The NDIS saving matters so much because little else is holding the budget up. The underlying cash deficit for 2026-27 is $31.5 billion, and on CommBank's reading of the papers the improvement since the mid-year update came from "higher receipts rather than spending cuts" — windfall revenue, not discipline. A return to a balanced budget is "now forecast in 2034-35," close to a decade away. With revenue doing the heavy lifting and surplus a distant prospect, the government's claim to spending restraint rests disproportionately on an NDIS trajectory for which it cannot yet show its working.
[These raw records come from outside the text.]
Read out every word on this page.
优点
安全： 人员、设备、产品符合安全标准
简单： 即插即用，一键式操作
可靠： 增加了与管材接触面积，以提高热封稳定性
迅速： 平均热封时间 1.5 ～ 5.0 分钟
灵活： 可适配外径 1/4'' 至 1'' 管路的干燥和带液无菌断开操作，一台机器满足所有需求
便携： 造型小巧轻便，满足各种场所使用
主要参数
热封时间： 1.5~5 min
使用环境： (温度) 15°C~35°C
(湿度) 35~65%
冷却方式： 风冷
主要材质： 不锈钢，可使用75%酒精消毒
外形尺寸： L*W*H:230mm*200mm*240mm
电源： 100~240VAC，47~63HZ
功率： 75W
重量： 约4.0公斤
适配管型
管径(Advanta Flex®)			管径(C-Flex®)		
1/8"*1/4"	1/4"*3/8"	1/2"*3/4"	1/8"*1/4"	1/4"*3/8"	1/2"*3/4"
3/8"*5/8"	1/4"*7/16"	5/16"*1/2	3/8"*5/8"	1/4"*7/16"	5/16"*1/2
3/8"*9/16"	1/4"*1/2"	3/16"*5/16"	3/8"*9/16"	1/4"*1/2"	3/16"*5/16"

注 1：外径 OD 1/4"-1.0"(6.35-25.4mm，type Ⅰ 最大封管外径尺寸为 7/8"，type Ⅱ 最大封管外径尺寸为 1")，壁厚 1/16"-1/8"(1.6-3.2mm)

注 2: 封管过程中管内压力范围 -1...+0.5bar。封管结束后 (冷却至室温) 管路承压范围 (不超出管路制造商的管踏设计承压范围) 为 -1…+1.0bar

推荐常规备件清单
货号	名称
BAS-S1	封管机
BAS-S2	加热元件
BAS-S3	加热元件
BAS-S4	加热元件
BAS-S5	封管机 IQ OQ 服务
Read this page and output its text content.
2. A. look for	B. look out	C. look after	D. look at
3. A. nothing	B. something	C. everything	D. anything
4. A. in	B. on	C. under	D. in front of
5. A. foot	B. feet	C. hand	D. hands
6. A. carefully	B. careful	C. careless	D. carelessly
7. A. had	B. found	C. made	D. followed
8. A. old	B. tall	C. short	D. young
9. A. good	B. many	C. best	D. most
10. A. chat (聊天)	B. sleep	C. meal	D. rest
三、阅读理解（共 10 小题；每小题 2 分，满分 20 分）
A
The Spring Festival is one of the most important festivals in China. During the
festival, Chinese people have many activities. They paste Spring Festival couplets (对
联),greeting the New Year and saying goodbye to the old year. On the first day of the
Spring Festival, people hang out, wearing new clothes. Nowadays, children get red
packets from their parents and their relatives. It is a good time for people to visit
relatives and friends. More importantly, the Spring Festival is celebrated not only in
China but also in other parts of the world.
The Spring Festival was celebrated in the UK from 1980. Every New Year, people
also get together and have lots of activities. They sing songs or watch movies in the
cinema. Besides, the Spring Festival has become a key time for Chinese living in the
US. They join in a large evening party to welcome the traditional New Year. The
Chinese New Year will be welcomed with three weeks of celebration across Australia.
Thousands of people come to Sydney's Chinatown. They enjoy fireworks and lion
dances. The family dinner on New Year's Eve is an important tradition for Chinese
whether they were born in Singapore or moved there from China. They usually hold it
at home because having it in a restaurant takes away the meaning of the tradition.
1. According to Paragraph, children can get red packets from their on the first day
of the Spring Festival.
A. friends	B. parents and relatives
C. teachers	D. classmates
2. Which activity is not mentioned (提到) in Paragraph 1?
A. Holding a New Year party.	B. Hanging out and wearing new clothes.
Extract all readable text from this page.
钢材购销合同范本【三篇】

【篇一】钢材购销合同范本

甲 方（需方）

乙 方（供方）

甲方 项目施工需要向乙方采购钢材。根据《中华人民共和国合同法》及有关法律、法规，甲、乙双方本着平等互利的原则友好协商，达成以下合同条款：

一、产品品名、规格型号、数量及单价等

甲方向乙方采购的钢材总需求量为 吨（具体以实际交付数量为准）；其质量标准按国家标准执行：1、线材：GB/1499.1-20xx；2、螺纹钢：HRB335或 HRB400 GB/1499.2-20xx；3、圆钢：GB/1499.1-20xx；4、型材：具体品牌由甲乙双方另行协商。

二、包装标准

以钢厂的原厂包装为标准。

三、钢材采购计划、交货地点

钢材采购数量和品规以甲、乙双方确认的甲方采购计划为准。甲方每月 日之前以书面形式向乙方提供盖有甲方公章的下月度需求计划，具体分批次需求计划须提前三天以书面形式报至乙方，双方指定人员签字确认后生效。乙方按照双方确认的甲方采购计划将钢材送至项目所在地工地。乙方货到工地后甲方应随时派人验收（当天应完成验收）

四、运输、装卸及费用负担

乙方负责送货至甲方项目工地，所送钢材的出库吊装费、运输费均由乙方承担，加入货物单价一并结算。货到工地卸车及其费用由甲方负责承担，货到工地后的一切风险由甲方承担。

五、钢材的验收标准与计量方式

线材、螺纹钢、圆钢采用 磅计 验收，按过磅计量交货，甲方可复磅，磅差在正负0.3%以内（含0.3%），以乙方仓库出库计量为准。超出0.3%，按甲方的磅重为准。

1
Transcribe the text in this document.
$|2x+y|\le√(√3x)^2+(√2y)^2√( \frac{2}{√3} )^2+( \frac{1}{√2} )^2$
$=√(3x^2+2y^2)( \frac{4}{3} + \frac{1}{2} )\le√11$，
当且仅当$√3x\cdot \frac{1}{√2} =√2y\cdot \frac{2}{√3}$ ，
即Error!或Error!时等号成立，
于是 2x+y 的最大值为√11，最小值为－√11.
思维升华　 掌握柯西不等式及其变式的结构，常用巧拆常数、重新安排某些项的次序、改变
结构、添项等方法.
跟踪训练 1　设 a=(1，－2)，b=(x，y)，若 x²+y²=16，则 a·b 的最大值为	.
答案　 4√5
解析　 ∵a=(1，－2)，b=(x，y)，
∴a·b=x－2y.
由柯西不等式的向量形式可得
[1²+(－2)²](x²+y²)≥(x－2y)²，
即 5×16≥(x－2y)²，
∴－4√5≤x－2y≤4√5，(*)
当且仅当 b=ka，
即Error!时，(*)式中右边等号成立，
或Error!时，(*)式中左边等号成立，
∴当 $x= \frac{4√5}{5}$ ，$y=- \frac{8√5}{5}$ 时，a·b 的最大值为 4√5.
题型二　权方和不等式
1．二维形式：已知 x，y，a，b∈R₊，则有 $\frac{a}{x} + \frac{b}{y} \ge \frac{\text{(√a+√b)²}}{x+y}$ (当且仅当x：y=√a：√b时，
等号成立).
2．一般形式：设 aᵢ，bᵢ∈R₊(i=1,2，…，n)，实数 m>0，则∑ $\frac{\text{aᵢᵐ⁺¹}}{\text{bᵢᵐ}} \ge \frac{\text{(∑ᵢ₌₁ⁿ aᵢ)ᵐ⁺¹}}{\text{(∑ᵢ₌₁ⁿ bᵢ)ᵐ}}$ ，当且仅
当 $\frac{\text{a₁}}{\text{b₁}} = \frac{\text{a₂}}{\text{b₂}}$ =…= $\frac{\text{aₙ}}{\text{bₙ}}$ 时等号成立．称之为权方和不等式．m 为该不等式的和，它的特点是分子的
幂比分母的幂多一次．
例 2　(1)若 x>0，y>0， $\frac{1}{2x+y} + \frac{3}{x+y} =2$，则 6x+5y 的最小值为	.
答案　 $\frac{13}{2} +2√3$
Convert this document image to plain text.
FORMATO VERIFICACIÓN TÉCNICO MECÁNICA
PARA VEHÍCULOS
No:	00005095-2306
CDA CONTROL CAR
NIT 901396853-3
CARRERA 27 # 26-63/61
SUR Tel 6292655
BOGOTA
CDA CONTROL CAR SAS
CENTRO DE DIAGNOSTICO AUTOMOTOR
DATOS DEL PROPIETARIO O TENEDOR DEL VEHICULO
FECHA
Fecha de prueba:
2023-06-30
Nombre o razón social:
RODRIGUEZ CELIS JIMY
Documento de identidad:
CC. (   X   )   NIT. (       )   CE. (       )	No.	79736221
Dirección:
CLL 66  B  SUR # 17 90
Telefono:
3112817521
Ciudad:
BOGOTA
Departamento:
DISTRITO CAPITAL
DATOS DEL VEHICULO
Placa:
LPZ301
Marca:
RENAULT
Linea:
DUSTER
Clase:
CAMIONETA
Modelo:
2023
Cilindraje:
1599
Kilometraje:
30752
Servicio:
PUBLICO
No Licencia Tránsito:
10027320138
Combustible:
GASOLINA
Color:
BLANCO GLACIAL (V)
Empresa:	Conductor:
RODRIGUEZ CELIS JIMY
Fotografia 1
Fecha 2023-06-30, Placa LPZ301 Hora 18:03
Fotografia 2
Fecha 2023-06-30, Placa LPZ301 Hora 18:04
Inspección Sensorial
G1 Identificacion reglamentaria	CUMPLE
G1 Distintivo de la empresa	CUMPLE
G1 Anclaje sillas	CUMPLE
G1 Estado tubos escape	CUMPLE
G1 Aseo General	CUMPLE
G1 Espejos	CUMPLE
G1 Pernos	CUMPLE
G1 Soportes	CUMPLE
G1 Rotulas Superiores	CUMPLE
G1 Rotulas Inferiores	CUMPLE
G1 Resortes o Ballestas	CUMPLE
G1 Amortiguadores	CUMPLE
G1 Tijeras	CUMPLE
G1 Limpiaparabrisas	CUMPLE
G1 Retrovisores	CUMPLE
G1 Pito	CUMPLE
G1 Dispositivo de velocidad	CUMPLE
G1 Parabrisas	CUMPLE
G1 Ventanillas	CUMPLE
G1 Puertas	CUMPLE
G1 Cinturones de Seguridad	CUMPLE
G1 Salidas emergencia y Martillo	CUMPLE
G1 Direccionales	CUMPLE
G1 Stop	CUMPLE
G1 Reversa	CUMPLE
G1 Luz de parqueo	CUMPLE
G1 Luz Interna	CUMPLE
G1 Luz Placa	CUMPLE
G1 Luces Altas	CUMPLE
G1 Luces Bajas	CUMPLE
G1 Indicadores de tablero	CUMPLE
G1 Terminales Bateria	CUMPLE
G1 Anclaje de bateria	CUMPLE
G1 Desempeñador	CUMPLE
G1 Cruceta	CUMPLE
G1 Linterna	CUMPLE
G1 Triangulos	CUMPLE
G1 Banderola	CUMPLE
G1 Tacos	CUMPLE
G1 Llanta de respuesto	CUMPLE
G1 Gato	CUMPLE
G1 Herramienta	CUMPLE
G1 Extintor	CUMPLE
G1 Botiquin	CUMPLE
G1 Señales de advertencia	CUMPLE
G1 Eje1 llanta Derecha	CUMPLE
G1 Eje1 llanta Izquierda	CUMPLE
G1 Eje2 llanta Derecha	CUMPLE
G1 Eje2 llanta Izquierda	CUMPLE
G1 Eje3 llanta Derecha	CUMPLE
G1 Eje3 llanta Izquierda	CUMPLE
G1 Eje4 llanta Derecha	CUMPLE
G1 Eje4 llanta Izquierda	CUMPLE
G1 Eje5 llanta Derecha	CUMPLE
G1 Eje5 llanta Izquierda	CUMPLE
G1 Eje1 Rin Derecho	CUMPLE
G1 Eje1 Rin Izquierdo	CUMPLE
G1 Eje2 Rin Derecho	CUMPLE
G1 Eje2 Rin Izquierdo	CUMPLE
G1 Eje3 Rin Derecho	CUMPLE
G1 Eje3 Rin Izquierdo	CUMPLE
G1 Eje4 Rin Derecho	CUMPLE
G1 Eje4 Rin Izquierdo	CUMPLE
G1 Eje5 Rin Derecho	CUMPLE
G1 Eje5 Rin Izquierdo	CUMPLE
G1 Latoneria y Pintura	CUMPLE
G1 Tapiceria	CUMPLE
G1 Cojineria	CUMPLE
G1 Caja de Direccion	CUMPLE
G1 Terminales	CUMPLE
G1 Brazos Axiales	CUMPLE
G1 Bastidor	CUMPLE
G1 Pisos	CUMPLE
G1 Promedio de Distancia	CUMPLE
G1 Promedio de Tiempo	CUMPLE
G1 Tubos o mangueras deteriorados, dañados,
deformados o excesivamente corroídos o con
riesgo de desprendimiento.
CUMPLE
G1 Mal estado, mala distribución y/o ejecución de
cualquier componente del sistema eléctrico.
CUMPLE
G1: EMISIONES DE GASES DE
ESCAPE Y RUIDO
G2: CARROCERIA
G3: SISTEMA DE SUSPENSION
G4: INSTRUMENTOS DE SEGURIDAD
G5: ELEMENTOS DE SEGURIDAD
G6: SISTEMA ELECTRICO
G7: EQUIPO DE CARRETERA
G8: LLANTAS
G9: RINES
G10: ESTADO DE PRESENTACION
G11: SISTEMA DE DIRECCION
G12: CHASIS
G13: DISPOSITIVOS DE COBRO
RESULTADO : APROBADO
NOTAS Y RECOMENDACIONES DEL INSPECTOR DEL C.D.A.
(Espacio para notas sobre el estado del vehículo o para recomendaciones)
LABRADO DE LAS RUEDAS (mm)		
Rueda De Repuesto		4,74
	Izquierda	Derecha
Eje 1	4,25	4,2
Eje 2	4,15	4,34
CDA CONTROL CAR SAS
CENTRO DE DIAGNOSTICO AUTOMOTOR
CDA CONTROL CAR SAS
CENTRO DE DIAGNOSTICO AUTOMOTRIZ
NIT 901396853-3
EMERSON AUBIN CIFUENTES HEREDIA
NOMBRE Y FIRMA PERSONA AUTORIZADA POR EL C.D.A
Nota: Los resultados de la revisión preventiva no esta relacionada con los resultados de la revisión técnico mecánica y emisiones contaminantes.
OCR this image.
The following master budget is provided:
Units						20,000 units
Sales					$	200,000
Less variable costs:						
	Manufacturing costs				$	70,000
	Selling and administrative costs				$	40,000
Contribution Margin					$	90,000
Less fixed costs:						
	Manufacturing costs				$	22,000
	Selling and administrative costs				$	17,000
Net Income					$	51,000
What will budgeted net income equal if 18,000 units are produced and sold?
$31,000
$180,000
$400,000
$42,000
| Measure | Figure | Status |
|---|---|---|
| NDIS savings booked (2026-27 budget) | $37.8bn over 4 years | Assumes growth keeps falling |
| Existing growth target | 8% a year, from 2026-27 | On track; "not enough" — Grattan |
| New growth target | 5–6% "or lower" | Conceded uncosted at Estimates |
| 2026-27 underlying cash deficit | $31.5bn | Improved via revenue, not cuts |
| Return to balanced budget | 2034-35 | Roughly a decade away |
| Thriving Kids (Foundational Supports) | $2bn of $5bn | To be matched by the states |
Why it matters
Targets are cheap; delivery is not. By writing a $37.8 billion saving into the forward estimates before doing the work to show how growth is held to 5–6 per cent, the government has exposed both sides of the ledger. If the trajectory slips, the saving evaporates and the deficit deepens. If it is forced through without a credible plan, the people the scheme exists to serve absorb the difference. A target announced is not a target costed — and on the NDIS, the gap between the two is now measured in tens of billions of dollars.